The Legislature finds and declares all of the following:(a) Persons with developmental disabilities have to struggle to find gainful employment. Statewide unemployment among people with developmental disabilities of working age is approximately 90 percent.
(b) According to the Employment Development Department, the average annual earnings of employed persons with developmental disabilities is approximately five thousand five hundred dollars ($5,500).
(c) Within the community of people with developmental disabilities, people diagnosed with autism are the fastest
growing population, making up approximately 50 percent of the annual new caseload of regional centers in some areas of the state.
(d) Seven years after exiting the K-12 school system, one in three adults with autism still does not have paid work experience or a college or technical education.
(e) Nationally recognized employment internship training models like Project SEARCH have demonstrated that many people with developmental disabilities can be successfully employed in jobs that earn a living wage.
(f) The key elements of successful programs like Project SEARCH are:
(1) The opportunity for people with developmental disabilities to be exposed to real work through internships.
(2) The
opportunity for people with developmental disabilities to receive on-the-job customized training and support during internships.
(3) The opportunity for employers, in an internship setting, to experience firsthand the quality of work of a person with a developmental disability.

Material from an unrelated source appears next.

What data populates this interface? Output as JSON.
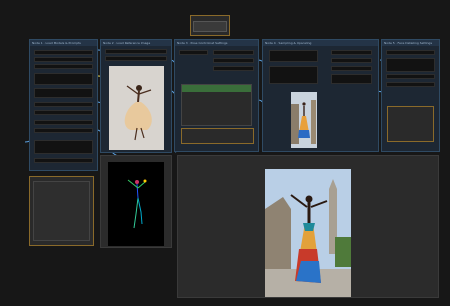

(g) The existing state hiring process for people with disabilities, known as the Limited Examination and Appointment Program, or LEAP, is not well suited to correctly assess the qualifications and abilities of many people with developmental disabilities because it relies on written testing as an assessment tool and is not performance based. As a result, very few people with developmental disabilities are represented in the state workforce.
(h) The Governor and the Legislature must address the lack of access people with developmental
disabilities have to employment opportunities with the State of California and take steps to become a “model employer” to demonstrate the potential of this untapped workforce.
(i) In enacting this measure, the Legislature intends to create more access to state employment for people with developmental disabilities by allowing successful internship performance in a state agency, in lieu of a written test, to serve as meeting the minimum qualifications for consideration for hire into an entry-level position with the State of California. The Legislature further intends to grant flexibility to state agencies to hire persons with developmental disabilities who meet specific needs of those agencies into entry-level positions without requiring those persons to be able to perform the full range of tasks typically required by the entry-level job classification.
(j) The Legislature intends
that these model employer practices be targeted at people with developmental disabilities who are between 18 and 30 years of age and are deemed eligible by the Department of Rehabilitation to receive supported employment services. If this population is left without purposefully designed pathways to employment, these young adults will remain at a high risk of public dependency throughout the course of their lives.